Beethoven 9. Sinfonie, von der ja unfassbar viele Einspielungen aus allen Zeiten in allen Lesarten künden, machten Wilhelm Walz und das ihm vertraute Prager Orchester in der intensiv-konzentrierten Akustik der Heilig-Kreuz-Kirche zum Live-Erlebnis.

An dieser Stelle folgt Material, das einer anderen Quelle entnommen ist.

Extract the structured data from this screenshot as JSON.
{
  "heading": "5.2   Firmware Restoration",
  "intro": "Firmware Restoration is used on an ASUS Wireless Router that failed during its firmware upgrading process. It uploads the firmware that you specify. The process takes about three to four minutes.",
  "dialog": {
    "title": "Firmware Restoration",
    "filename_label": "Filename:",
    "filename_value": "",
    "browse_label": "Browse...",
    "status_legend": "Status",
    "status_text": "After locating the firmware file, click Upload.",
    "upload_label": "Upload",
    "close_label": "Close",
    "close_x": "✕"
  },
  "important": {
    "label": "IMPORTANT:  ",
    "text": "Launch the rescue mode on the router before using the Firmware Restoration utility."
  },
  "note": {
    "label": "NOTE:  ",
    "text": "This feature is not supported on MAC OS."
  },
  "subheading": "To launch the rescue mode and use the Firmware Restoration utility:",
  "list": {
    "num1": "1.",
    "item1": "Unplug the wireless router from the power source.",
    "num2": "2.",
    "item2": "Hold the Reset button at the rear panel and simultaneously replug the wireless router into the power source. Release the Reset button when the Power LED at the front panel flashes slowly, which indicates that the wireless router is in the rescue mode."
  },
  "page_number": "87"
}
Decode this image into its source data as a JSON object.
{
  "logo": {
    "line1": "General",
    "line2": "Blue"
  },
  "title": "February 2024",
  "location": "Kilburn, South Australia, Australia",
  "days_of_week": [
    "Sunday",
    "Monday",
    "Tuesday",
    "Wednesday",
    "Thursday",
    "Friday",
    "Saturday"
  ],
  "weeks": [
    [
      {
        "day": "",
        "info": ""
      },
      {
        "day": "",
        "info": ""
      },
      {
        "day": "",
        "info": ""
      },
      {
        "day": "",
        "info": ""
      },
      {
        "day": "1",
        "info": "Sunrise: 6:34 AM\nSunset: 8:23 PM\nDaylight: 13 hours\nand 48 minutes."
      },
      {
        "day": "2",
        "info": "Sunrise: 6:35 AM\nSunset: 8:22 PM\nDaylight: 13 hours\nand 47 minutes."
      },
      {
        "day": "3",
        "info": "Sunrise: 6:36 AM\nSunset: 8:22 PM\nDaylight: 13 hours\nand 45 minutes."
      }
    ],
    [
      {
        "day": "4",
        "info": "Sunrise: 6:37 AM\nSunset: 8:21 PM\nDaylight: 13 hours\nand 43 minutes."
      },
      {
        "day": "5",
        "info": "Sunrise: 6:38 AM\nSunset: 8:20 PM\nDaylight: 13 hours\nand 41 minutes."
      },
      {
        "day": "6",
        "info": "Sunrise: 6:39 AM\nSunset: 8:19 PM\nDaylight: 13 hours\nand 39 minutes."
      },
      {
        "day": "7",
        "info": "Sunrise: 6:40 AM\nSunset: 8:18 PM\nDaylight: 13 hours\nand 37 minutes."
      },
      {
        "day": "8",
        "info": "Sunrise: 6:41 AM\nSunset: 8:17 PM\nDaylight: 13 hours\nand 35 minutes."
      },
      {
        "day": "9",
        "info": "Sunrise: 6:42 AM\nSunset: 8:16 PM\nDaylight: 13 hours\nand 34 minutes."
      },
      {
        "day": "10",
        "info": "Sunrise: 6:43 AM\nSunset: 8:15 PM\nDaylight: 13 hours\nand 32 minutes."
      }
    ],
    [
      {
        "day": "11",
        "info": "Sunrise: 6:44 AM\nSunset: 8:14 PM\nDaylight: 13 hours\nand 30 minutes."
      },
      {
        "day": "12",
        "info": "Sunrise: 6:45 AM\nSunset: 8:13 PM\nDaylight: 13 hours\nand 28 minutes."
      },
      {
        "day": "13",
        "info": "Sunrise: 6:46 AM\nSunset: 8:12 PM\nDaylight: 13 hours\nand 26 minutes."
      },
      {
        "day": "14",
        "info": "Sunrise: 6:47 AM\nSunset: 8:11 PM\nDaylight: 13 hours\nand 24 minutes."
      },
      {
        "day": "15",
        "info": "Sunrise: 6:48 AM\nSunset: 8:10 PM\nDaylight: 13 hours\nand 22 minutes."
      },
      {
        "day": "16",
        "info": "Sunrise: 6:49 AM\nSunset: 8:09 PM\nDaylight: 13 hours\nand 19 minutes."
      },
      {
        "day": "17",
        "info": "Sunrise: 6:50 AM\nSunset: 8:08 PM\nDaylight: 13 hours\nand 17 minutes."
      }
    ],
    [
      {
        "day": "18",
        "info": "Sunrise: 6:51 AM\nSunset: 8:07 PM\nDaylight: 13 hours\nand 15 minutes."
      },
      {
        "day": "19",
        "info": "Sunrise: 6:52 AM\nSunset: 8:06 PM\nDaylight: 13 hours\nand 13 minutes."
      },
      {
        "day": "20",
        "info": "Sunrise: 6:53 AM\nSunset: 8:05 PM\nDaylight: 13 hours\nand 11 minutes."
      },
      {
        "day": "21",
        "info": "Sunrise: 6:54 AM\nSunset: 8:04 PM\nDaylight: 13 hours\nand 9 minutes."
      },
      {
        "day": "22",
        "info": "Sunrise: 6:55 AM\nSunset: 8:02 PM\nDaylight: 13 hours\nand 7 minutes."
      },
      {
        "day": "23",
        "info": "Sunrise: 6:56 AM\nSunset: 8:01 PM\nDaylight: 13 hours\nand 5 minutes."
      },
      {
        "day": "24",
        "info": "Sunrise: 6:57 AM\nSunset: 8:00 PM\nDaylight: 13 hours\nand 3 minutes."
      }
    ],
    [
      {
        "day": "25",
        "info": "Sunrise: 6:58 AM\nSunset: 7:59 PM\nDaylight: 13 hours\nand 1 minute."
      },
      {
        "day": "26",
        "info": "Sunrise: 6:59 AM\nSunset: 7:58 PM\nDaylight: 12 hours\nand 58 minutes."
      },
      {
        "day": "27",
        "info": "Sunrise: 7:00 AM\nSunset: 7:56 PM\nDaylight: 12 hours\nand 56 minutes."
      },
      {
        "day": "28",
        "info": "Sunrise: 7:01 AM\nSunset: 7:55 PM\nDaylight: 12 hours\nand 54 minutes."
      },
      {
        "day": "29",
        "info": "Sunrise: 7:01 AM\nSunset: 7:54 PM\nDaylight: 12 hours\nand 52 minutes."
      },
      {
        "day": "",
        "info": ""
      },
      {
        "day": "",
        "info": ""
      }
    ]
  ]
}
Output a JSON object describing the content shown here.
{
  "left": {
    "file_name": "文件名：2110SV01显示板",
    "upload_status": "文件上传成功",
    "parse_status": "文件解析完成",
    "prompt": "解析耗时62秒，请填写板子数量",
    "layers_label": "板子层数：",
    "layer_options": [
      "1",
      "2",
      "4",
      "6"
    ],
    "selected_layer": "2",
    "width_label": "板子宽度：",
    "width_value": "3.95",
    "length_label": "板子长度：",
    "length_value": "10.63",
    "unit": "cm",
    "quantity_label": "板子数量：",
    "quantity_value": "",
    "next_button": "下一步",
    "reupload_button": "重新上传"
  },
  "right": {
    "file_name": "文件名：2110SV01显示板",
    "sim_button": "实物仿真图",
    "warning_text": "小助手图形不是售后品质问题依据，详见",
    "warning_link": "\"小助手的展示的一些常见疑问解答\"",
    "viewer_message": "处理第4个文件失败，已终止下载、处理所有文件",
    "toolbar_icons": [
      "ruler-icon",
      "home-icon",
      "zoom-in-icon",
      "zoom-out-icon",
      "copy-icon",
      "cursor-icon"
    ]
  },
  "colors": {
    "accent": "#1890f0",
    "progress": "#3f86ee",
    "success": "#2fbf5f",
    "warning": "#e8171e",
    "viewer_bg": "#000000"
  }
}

Wenn sich im ersten Satz, dem archaischen Ur-Beginn mit Tremolo-Schleiern und leeren Horn-Quinten quasi die Elemente einer neuen Welt formen, aufbäumen, spielen sich permanente Dramen ab. Bei dem schönen Orchesterton hätten Akzente durchaus schärfer gesetzt werden können. Doch der schon infernale Temporitt des Scherzos hatte mitreißende Energie, mit platzierten Paukenschlägen. Nach dem weit und spirituell ausgebreiteten Adagio brach fast „attacca“ das Finale aus. Die menschliche Stimme kommt hinzu. In anbrandenden Orchester-Rezitativen, dem Bass-Solo, wieder abstürzenden Welt-Visionen, nach dem klirrenden absurden Militärmarsch-Spuk, finsteren Abstürzen, und schlussendlich geballter siegreicher Energie setzt sich Schillers charismatische „Ode an die Freude“ durch. Vorangetragen vom famosen Sängerquartett Brit-Tone Müllertz (Sopran), Bea Robein (Mezzo), Tobias Haaks (Tenor) und Andreas Macco (Bass) sowie dem Münchner via-nova-chor erlebte das jubelnde Publikum eine mitreißende Aufführung.